I would love it if we saw stock folks focus on the buck, because the Daily Sentiment Index for the buck is at 89. A move up and over 90 would be enough for me. Now, the euro is the largest percentage of the Dollar Index and its daily sentiment index is only 20. But the commodity currencies like the Aussie dollar is at 14 and the Canadian dollar is at 11. So you can see how any currency chatter that finds its way to the stock folks could be the end of the move up for the buck.
The move in the buck has also had a knock-on effect for gold and silver. Gold can't seem to crack to single digits on the DSI, as it sits at 10, but Silver got to 9 on Wednesday.
And stocks? Oh sure, it was disappointing that they didn't rally well, but for all the negative chatter on tech, which was nowhere to be found a month ago, as they were topping out, the mega-cap names mostly milled around. Breadth on the New York Stock Exchange stayed positive for the day. Oh, it's not enough to get the McClellan Summation Index to turn back up, but breadth was not the leader to the downside.
What we have discovered is that folks can look at charts and see how ugly some of those tech stocks are now.
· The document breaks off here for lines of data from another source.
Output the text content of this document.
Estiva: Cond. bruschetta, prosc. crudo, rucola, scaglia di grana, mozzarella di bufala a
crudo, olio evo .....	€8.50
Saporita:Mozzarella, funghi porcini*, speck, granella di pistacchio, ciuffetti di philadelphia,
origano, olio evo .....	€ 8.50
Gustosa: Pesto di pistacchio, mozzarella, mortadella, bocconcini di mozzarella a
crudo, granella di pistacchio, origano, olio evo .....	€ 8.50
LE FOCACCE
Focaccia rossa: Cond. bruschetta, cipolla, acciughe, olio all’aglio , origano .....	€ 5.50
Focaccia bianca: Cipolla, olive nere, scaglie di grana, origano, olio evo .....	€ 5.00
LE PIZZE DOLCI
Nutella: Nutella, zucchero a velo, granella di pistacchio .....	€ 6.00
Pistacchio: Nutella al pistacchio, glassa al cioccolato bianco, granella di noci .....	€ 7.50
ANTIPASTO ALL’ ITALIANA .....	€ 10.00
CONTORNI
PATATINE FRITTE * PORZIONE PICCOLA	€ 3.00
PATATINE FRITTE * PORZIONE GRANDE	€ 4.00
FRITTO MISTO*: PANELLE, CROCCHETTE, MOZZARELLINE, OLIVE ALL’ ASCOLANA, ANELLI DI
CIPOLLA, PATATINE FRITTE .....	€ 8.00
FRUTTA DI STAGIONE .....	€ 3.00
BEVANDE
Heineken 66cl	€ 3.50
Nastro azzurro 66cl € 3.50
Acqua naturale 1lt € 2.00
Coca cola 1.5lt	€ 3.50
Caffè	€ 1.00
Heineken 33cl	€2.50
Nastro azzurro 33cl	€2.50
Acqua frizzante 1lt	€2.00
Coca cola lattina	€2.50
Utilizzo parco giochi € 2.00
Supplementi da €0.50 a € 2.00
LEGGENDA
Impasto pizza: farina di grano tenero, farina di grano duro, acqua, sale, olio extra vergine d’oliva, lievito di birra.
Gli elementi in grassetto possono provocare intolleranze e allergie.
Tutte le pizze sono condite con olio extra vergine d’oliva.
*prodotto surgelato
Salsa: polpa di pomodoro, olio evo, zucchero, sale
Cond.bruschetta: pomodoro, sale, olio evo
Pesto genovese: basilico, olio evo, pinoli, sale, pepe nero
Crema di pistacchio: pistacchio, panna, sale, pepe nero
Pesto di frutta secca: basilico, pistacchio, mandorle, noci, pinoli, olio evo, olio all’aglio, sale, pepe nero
I am not a fan of tech in general, and haven't been for quite some time, but I want to remind you that good charts turn bad and bad charts turn good, which is why I pay attention to the indicators.
And, right now, the Investors Intelligence bulls are sitting at 46.5%, so they notched down one little point from a week ago. Bears held steady. Thursday we will see what the American Association of Individual Investors and the National Association of Active Investment Managers have done in their weekly surveys. I for one hope to see NAAIM down more than last week.